The Arc Electronic Company had an income of 72 million dollars last year. Suppose the mean income of firms in the same industry as Arc for a year is 85 million dollars with a standard deviation of 9 million dollars. If incomes for this industry are distributed normally, what is the probability that a randomly selected firm will earn more than Arc did last year? Round your answer to four decimal places.

Answer 1

Solution

Let X = income (million dollars) of firms in the same industry as Arc for a year. Then, we are given: X ~ N(85, 9²) ….. (1)

Back-up Theory

If a random variable X ~ N(µ, σ²), i.e., X has Normal Distribution with mean µ and variance σ², then, Z = (X - µ)/σ ~ N(0, 1), i.e., Standard Normal Distribution and hence

P(X ≤ or ≥ t) = P[{(X - µ)/σ} ≤ or ≥ {(t - µ)/σ}] = P[Z ≤ or ≥ {(t - µ)/σ}] .………….....................................................……...…(2)

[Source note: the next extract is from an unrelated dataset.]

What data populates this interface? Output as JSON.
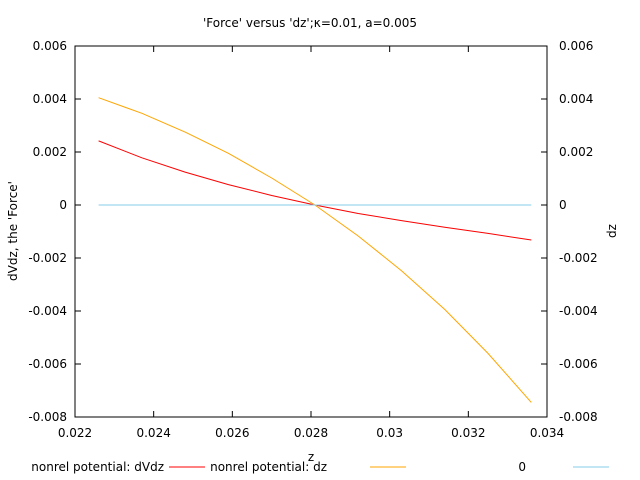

Probability values for the Standard Normal Variable, Z, can be directly read off from Standard Normal Tables ............. (3a)

or can be found using Excel Function: Statistical, NORMSDIST(z) which gives P(Z ≤ z) .............................................…(3b)

Now to work out the solution,

Given, “The Arc Electronic Company had an income of 72 million dollars last year”, probability that a randomly selected firm will earn more than Arc did last year

= P(X > 72)

= P[Z > {(72 - 85)/9}] [vide (2) and (1)]

= P(Z > 0.1529)

= 0.4392 [vide (3b)] Answer

DONE